In termini puramente narrativi, la Hastings è probabilmente una scelta migliore come interesse amoroso rispetto a Jeanne Hebuterne, una donna notevolmente più giovane di Modi, che sposò poco dopo il periodo rappresentato in Modi e che si suicidò, incinta di otto mesi, pochi giorni dopo la morte di lui di tubercolosi nel 1920. Beatrice, interpretata dalla Desplat, è invece una donna più moderna e autonoma, determinata a concentrarsi sulla propria carriera. La prima volta che la vediamo nel film, ha chiuso Modi fuori di casa perché è sotto pressione per una scadenza e non vuole essere distratta dal suo dramma. Più tardi, quando lui dice di essere un vero artista e che lei si limita a scrivere d’arte, lei, giustamente, gli lancia contro un oggetto contundente. Io, per esempio, ho empatizzato completamente con la donna.
Il film in generale è piuttosto sprezzante verso qualsiasi personaggio che osi esprimere un entusiasmo meno che appassionato e incondizionato per il lavoro di Modigliani, cosa che, incidentalmente, potrebbe essere letta come un “ignorare preventivamente” le opinioni di noi critici cattivi. Beatrice è l’eccezione, il che rende il suo personaggio ancora più simpatico. La Desplat, scelta con cura, esprime abilmente l’intelligenza, l’insicurezza e la fragile dipendenza emotiva della Hastings verso il suo amante. Assomiglia anche abbastanza alla donna con gli occhi chiusi e le guance arrossate nel dipinto Nudo seduto, un’opera attualmente alla Courtauld Gallery di Londra, per la quale si pensa che la Hastings sia stata la modella.
In effetti, la Hastings di Desplat è così interessante e sottorappresentata come figura storica nel cinema, che alcuni spettatori potrebbero trovarsi a sospirare di frustrazione quando non è sullo schermo. La maggior parte del minutaggio è dedicato a dipingere un’icona molto tradizionale, praticamente un gesso su legno, dell’ennesimo genio maschile tormentato. Scamarcio è abbastanza carismatico da mantenere l’attenzione, ma la traiettoria di Modi, una sorta di conto alla rovescia di alcuni giorni mentre aspetta di proporre i suoi lavori al famoso collezionista Gangnat, non ci porta molto lontano nel comprendere cosa lo muova o perché dovremmo preoccuparcene.

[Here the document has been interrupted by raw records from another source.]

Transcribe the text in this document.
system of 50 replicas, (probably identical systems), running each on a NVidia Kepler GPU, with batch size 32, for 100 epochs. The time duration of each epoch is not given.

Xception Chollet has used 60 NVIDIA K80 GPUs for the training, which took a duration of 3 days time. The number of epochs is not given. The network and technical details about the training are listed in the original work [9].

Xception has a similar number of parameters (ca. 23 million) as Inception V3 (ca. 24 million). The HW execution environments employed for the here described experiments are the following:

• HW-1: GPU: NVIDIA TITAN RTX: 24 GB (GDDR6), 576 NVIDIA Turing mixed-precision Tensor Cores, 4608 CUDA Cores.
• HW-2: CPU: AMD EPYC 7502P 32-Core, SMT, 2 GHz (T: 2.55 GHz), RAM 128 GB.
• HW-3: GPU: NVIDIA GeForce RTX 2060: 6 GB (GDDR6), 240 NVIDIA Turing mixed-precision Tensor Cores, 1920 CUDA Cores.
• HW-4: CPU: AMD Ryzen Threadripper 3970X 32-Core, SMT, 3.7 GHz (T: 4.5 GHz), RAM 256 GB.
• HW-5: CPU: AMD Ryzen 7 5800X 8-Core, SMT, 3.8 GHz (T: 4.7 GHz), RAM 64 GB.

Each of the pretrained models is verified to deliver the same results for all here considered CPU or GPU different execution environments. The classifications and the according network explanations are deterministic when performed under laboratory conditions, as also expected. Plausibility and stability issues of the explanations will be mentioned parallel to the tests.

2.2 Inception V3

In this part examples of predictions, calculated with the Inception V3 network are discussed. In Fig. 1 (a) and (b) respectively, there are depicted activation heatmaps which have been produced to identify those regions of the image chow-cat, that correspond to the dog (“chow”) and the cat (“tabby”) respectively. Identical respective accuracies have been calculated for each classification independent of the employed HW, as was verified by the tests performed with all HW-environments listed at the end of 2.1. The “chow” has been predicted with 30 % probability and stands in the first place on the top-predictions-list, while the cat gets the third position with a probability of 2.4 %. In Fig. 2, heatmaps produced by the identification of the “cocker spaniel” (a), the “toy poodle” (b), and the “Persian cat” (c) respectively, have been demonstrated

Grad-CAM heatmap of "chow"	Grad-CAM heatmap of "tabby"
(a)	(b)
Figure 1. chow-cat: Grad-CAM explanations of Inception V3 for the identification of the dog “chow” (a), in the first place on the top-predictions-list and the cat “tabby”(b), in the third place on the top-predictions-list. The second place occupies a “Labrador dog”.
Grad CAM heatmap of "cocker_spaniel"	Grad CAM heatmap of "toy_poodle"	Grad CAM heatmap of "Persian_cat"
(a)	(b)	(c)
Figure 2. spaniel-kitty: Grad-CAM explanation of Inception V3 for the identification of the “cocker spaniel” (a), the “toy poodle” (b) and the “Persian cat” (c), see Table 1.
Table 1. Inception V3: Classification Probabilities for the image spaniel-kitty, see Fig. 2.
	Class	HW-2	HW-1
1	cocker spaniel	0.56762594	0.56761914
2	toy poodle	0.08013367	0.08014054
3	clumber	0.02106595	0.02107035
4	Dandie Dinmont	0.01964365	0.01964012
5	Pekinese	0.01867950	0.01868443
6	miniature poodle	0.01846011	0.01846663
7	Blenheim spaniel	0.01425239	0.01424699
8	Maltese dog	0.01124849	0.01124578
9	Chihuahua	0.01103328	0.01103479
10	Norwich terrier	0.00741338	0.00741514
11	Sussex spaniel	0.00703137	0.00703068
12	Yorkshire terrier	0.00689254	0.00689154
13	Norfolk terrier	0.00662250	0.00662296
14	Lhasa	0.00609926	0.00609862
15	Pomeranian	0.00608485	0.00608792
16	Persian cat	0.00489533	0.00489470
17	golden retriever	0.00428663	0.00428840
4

Come molti film sugli artisti, siano essi pittori, compositori o scrittori, Modi, Three Days on the Wing of Madness non osa impegnarsi seriamente nel mostrare il mestiere, l’applicazione e la tecnica o quei dettagli che rendono davvero importanti le loro creazioni. Questo tipo di prodotti kitsch è più interessato al gossip biografico su sesso, droghe e rock ‘n’ roll, e il film non fa neppure lo sforzo di ottenere i diritti per mostrare alcune delle opere reali di Modigliani. Tutti i lavori che vediamo, almeno da quanto ho potuto capire dai titoli di coda, sono imitazioni passabili ma non del tutto convincenti.
Sembra che sia stato investito più denaro per i diritti di canzoni dei Velvet Underground e di Tom Waits, presenti in frammenti. Sospettiamo che questo sia il tipo di arte che davvero entusiasma Depp, anche se è confortante vedere il film dare lavoro al cabaret britannico dei Tiger Lillies, che forniscono una deliziosa colonna sonora musicale in stile oompa-pah oompa-pah, che ricorda le melodie delle bande di ottoni nei film di Emir Kusturica.